Mr Comey, along with Mr Mueller, threatened to resign if the White House continued the programme and the administration backed down. He also opposed the Bush administration’s use of interrogation techniques and torture under the CIA, including the simulated drowning of detainees known as waterboarding.
Mr Mueller, the longest-serving FBI director since J Edgar Hoover, the bureau's legendary founder, took up the role shortly before the September 2001 attacks. He had extended his normal 10-year tenure by two years in 2011 at Mr Mr Obama's request.
The appointment of Mr Comey is seen as a bipartisan move to install a candidate that might be better favoured by the president’s opponents on a gridlocked Capitol Hill.

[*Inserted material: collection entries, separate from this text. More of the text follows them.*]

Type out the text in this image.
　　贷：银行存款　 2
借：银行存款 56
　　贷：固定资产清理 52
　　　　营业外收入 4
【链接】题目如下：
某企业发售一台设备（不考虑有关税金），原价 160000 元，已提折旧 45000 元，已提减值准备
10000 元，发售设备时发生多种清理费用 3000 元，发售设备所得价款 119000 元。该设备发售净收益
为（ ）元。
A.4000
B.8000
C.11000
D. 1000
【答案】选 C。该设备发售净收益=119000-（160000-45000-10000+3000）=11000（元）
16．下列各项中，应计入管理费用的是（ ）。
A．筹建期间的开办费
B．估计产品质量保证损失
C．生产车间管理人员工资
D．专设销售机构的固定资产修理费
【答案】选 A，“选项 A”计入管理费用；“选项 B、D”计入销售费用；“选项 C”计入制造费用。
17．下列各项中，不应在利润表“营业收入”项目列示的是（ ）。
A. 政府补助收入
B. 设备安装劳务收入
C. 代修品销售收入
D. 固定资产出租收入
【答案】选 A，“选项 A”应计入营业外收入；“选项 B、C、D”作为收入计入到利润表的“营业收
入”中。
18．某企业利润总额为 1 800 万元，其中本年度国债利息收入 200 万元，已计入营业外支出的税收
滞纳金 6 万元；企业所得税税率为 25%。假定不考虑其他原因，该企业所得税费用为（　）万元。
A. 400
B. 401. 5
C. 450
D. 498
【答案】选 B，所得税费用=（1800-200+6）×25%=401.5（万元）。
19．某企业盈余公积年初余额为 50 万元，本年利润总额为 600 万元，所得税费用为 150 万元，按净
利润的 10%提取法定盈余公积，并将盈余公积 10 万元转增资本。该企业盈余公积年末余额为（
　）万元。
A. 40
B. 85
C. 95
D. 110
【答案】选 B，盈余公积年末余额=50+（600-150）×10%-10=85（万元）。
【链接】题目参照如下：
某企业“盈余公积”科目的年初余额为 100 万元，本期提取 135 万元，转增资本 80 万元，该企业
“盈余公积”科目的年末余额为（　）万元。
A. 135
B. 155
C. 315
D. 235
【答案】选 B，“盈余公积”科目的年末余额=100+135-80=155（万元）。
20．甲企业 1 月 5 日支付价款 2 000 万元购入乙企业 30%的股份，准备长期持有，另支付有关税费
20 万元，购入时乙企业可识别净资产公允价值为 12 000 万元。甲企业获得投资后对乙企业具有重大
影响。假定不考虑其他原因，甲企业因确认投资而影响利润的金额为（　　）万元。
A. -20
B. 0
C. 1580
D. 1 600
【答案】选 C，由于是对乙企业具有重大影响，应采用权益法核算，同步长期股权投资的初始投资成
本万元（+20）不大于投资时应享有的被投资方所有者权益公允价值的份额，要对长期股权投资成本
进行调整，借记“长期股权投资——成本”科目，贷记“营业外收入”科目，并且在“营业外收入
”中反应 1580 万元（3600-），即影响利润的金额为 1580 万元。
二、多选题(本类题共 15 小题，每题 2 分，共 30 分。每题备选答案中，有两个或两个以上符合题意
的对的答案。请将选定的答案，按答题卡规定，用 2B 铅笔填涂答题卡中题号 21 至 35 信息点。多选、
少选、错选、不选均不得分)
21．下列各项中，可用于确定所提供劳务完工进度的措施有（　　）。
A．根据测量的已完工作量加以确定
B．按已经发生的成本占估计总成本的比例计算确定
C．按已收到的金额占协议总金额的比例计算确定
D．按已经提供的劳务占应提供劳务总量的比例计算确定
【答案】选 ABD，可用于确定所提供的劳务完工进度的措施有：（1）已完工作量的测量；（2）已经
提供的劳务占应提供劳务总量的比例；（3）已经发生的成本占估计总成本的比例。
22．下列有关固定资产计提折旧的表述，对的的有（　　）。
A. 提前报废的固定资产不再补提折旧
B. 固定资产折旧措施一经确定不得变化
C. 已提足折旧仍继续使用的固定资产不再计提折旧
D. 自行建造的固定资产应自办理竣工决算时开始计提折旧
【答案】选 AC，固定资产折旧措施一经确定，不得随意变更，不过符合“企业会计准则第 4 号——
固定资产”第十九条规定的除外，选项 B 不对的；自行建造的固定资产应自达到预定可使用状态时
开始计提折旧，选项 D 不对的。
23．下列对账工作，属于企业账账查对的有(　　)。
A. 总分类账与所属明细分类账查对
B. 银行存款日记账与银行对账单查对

Mr Comey's name emerged as US attorney general Eric Holder came under increased pressure over the justice department's attempts to find the source of leaks to the Associated Press and a reporter from Fox News.
Republicans have accused Mr Holder of misleading Congress when he testified on whether the justice department had ever considered prosecuting journalists under the Espionage Act for publishing official secrets.
Mr Holder told a congressional committee on May 15th that he would never personally have been involved in a possible prosecution of a journalist over the disclosure of sensitive material.
It later emerged that Mr Holder had signed off on a warrant to obtain phone and email records of James Rosen, the chief Washington correspondent of Fox News, as part of an investigation into possible leaks of classified information about North Korea in 2009.